Alternatively, intercostal block can be performed in the supine patient at the midaxillary line. Theoretically, the lateral cutaneous branch of the nerve can be missed, but CT studies show that injected solutions spread several centimeters along the costal groove.[68] Further injection of 1 to 2 mL of solution as the needle is withdrawn blocks the subcutaneous branches.

The technique for interpleural catheter placement is quite simple and can be performed with the patient in a lateral (and slightly oblique) or sitting position. The sixth or seventh intercostal space is identified. Needle insertion is performed about 10 cm lateral from the posterior midline, and an epidural needle tip is advanced until it rests on the cephalad edge of the rib below the intercostal space to be entered. A glass syringe filled with saline or air is then attached to the needle, and the unit is advanced slowly over the superior edge of the rib. When the tip of the needle enters the parietal pleura, the solution in the syringe is drawn into the chest cavity because of the negative intrathoracic pressure. This effect can be observed in mechanically and in spontaneously ventilating patients, but it is accentuated in the latter group.
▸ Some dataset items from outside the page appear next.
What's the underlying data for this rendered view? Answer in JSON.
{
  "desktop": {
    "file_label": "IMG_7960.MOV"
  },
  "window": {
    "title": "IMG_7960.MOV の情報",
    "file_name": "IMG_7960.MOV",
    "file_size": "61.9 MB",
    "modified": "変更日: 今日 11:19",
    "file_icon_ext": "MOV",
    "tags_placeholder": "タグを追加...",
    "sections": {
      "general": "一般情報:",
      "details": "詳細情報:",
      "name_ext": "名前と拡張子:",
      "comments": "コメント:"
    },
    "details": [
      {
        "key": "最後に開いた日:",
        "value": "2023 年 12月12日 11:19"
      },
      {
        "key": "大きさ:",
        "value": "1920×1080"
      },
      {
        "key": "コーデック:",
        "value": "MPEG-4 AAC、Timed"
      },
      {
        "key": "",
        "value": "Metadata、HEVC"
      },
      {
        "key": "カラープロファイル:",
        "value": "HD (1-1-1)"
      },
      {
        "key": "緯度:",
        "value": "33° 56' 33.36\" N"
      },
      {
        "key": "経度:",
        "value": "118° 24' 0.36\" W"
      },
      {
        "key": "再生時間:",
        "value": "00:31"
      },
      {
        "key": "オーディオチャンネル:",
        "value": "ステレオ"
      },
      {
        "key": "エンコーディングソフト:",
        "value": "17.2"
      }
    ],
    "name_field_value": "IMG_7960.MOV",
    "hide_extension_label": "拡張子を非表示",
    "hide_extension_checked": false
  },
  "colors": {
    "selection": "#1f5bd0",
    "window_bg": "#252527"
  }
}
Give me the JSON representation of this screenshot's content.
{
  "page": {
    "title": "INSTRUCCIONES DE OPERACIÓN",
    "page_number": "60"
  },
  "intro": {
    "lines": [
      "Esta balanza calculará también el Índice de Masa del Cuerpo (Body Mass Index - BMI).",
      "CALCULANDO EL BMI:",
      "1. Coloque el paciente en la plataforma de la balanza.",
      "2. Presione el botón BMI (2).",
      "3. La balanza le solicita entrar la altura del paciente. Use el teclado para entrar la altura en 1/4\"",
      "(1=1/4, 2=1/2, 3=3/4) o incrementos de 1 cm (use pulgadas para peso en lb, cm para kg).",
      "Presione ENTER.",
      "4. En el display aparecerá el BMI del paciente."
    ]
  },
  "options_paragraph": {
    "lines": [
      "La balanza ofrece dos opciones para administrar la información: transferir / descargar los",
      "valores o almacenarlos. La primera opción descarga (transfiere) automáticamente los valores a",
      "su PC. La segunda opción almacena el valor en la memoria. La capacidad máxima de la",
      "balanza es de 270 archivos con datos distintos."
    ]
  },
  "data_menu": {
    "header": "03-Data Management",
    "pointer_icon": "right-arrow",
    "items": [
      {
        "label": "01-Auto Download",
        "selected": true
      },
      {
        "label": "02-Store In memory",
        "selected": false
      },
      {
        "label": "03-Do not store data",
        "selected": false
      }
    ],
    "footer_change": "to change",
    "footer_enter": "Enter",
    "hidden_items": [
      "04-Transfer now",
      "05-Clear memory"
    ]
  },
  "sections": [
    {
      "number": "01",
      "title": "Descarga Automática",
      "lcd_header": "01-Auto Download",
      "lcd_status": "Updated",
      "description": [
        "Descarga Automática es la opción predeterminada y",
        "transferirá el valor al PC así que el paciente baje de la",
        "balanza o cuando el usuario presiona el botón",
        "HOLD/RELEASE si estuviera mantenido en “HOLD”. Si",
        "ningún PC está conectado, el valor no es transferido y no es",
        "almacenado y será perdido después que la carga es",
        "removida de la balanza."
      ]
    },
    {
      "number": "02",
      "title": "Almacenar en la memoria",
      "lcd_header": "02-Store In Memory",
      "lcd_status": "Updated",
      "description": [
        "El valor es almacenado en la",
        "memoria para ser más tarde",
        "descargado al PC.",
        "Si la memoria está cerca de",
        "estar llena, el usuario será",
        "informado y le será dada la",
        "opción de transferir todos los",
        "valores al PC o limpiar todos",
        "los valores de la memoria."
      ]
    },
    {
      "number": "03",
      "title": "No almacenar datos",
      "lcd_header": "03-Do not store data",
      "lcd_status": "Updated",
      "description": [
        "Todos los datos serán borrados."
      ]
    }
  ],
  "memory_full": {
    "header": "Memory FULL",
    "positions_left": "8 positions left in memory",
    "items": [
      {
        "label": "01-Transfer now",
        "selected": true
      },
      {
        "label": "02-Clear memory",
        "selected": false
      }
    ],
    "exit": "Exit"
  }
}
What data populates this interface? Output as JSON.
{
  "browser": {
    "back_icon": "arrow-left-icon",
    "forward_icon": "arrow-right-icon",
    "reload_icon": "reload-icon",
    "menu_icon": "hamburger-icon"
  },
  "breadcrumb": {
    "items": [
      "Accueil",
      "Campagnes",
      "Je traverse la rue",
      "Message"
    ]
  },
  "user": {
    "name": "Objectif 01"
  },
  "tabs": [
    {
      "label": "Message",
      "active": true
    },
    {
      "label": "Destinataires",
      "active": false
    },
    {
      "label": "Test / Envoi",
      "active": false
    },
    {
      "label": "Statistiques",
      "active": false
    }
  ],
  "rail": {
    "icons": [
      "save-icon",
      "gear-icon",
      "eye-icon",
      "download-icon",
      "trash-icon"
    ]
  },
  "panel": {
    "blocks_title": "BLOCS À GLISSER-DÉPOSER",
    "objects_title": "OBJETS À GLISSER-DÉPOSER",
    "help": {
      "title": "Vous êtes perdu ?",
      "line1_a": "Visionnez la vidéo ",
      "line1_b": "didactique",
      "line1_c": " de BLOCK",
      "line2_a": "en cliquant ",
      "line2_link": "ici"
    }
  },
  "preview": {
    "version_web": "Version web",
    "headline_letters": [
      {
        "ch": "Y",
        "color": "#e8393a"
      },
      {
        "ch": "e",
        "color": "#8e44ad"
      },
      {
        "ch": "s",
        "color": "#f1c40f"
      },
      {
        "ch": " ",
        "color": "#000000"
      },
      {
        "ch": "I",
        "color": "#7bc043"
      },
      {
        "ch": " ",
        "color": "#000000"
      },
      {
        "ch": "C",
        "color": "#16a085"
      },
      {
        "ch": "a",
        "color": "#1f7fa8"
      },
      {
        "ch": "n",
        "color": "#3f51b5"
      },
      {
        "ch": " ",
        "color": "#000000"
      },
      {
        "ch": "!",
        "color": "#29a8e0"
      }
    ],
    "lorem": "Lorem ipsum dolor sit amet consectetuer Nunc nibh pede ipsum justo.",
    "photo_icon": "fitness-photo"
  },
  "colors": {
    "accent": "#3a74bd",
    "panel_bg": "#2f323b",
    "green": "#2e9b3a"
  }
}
The catheter is then inserted approximately 5 to 8 cm into the interpleural space and is secured on the chest wall. During needle positioning and catheter placement, care must be taken to minimize entrainment of air through the needle. Lung parenchymal damage can occur with loss-of-resistance techniques or insertion of excessive lengths of catheter.

Side Effects and Complications

The major complication feared with intercostal blockade is pneumothorax. The actual incidence, however, was as low as 0.07% in a large series performed by anesthesiologists at all levels of training. Routine postoperative chest radiographs showed an incidence of nonsymptomatic pneumothorax of 0.42%.[69] If this unusual complication occurs, treatment is usually limited to observation, administration of oxygen, or needle aspiration. Rarely, chest tube drainage is required when these treatments are unsuccessful.

The risk of systemic local anesthetic toxicity is present with multiple intercostal blocks because of the large volumes and rapid absorption of the solutions. Use of epinephrine has been shown to decrease blood levels. Patients should be monitored and observed carefully during the block and for at least 20 to 30 minutes afterward. Interpleural block should not be performed in patients with pleural fibrosis or inflammation, pleural effusion, lung parenchymal disease associated with pleural disease, or bleeding diathesis. Pleural disease can result in poor spread of local anesthetic solutions or rapid uptake in the case of inflammation. Patients with severe pulmonary disease who rely on their intercostal muscles may evidence respiratory decompensation after bilateral intercostal blockade.[70]